The Arabic markets have seen limited coalition activity with the notable exception of Aeroplan-owned RMMEL programme in the UAE and Bahrain that partners with HSBC. Significant Asian markets with a large middle class consumer target market such as Japan have seen little coalition activity until the launch of the Ponta Point coalition programme in 2010 which is supported by some large corporations based in Japan. The Bonus Link coalition programme running in Malaysia and the eBucks coalition developed in South Africa suggest that the model does travel.
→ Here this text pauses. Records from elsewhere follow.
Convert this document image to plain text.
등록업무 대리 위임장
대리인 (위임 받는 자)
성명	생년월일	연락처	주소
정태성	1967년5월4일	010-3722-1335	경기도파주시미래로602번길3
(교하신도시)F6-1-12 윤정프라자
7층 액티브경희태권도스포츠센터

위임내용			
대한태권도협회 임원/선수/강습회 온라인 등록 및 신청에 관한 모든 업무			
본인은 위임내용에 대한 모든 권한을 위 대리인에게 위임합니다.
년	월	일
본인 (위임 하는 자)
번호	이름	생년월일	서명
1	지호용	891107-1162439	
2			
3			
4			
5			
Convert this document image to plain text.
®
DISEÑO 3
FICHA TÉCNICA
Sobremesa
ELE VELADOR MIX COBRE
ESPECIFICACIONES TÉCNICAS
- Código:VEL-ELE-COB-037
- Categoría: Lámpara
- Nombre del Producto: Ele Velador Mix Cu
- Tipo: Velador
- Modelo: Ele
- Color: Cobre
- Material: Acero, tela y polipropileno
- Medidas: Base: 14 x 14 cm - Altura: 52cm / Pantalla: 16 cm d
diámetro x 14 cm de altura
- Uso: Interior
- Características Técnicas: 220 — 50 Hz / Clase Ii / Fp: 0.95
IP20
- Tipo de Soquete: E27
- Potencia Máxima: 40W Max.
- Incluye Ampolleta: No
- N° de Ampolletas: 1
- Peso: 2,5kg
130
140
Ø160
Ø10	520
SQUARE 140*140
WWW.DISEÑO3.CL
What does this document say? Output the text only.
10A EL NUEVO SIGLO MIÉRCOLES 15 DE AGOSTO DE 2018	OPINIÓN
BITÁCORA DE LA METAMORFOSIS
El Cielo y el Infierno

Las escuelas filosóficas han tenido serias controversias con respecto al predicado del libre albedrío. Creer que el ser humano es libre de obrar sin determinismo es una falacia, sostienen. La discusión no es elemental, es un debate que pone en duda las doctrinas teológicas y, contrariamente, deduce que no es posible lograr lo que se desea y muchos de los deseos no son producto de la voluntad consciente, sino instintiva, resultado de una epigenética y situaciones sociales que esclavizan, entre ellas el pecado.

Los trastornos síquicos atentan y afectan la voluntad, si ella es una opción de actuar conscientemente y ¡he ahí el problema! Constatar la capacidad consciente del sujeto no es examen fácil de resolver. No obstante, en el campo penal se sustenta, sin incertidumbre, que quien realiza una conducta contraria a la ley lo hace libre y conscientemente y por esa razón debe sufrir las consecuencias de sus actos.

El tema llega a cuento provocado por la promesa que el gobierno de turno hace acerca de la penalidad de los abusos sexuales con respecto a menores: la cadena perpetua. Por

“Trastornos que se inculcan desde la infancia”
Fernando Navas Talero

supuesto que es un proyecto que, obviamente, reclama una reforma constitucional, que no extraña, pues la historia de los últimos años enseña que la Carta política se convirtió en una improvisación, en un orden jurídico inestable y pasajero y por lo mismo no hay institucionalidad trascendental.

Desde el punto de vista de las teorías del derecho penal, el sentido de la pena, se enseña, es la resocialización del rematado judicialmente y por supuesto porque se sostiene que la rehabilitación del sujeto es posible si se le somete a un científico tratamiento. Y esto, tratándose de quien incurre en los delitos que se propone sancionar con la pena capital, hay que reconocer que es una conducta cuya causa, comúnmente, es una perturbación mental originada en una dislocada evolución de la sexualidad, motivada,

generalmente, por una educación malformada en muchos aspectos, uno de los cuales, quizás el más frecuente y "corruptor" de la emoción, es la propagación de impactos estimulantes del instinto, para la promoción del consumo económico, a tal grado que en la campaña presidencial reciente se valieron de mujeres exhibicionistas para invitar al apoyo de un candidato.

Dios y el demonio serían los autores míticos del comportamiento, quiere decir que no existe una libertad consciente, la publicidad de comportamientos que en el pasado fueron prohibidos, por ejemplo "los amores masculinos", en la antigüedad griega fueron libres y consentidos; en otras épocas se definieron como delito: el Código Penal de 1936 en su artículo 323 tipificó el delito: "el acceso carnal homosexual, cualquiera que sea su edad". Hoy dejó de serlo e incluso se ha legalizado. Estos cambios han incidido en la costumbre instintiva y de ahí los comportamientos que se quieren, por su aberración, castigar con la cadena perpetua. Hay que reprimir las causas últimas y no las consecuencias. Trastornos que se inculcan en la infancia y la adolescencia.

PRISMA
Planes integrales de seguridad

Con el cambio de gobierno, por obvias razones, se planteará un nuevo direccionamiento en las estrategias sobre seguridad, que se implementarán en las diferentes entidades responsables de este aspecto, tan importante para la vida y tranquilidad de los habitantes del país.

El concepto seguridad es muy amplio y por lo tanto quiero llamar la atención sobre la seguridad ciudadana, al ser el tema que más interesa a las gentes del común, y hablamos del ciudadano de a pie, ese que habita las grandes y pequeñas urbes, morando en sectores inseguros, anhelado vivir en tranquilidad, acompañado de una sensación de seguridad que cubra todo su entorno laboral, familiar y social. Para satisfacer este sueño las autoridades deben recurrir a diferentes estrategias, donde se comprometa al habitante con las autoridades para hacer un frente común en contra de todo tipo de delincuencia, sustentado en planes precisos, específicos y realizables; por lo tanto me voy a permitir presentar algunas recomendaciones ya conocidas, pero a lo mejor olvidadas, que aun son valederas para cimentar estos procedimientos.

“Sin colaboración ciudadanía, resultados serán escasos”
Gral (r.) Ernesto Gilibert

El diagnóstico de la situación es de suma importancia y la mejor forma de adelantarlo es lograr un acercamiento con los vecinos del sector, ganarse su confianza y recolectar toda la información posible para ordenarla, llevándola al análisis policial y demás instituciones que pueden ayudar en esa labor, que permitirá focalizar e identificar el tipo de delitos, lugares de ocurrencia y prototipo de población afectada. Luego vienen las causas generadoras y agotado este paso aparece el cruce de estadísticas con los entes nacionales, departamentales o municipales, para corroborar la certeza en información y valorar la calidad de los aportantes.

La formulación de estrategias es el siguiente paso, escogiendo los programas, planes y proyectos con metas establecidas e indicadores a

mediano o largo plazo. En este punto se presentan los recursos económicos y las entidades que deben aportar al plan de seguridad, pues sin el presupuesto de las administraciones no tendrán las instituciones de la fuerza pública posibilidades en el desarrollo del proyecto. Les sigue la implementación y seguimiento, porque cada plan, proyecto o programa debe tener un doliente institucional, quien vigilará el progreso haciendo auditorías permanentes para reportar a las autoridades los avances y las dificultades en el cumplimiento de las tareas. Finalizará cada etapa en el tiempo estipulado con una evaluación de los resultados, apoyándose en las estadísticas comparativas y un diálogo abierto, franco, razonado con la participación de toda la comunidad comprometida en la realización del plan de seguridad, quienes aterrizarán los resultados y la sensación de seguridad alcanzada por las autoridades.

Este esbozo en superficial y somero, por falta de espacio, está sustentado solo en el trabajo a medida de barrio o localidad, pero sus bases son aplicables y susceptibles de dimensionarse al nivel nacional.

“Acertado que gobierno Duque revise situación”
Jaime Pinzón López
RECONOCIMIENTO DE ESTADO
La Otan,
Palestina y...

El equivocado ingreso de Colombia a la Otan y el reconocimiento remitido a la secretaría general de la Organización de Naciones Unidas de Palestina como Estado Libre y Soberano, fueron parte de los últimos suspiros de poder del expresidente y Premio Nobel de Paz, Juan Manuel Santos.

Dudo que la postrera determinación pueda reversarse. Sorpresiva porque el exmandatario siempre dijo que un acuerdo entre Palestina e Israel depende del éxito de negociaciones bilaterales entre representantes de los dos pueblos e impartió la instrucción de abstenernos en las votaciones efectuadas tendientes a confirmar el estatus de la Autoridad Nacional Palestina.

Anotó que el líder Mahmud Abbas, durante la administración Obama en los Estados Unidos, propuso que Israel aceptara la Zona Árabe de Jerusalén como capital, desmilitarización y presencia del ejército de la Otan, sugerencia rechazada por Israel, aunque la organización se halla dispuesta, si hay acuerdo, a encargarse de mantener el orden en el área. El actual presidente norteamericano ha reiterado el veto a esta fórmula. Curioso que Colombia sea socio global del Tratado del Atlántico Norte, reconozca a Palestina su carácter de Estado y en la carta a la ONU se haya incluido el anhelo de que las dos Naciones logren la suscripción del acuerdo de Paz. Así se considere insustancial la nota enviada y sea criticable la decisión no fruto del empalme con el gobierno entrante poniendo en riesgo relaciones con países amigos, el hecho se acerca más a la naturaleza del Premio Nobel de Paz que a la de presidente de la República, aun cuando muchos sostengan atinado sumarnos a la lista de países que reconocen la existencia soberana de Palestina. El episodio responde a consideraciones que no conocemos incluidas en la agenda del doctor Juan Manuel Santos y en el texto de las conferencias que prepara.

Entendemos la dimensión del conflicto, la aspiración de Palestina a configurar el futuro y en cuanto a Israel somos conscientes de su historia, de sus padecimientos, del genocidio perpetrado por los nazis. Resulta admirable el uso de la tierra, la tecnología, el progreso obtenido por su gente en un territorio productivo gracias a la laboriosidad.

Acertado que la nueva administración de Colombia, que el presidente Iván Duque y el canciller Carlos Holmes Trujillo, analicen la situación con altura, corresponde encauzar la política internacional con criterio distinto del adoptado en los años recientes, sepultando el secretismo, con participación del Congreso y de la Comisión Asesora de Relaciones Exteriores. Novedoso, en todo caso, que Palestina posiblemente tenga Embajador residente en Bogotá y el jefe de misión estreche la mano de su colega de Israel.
But what are the opportunities in the fastest growing consumer market in the world: China? So far, China remains an opportunity area that is yet to be explored, with the notable exception of Henry Winter's Smart Club programme. In 2001, Winter started Smart Club in Shanghai, one of the first businesses in China to focus on consumer loyalty programmes. Recently, Winter stepped down as the CEO of Smart Club but he still thrives on being an entrepreneur and is preparing for his next venture. In an exclusive interview with China Knowledge@Wharton, Winter talked about what he had learned in the past decade in China, and the gap between entrepreneurial ideas and business realities.
Looking back, he thought that one of the reasons that Smart Club did not turn into a huge money machine was that he designed it at the beginning to be half-way between consumers and retailers. But, in the business of consumer shopping, he now realises that it simply does not work that way: "You have to be 100% on the side of consumers. If you have a lot of passionate consumers who believe what you do, then they will buy from anyone that you recommended. So if you can really deliver consumer sales to a retailer or a brand, then the client will come to you and say, 'I want to work with you, please take my money'. So we have been trying and we are still trying to make Smart Club more valuable for consumers."
So what do these insights and the investment bets of the last decade imply for the near term and long term of international coalition loyalty programmes? The operational efficiency and improved shareholder value gains that are theoretically possible within this type of programme is evidenced by the investments made to date. The benefits of leveraging these skills, world class data analysis, and customer insight resources is evident in the successes of and subsequent re-signings of partner brands that have supported coalitions. The coalition loyalty model does offer significant benefits for most stakeholders, for most of the time. We can reasonably 'tick the box' for stakeholder value and overall efficiency, but the ability travel may have some limitations. In terms of consumer growth over the next 25 years, keep a watchful eye on China and India. The relative success of the i-Mint programme in India suggests that, despite the difficulties of a fragmented retailing environment and the logistics challenges, India may yet be a huge coalition opportunity.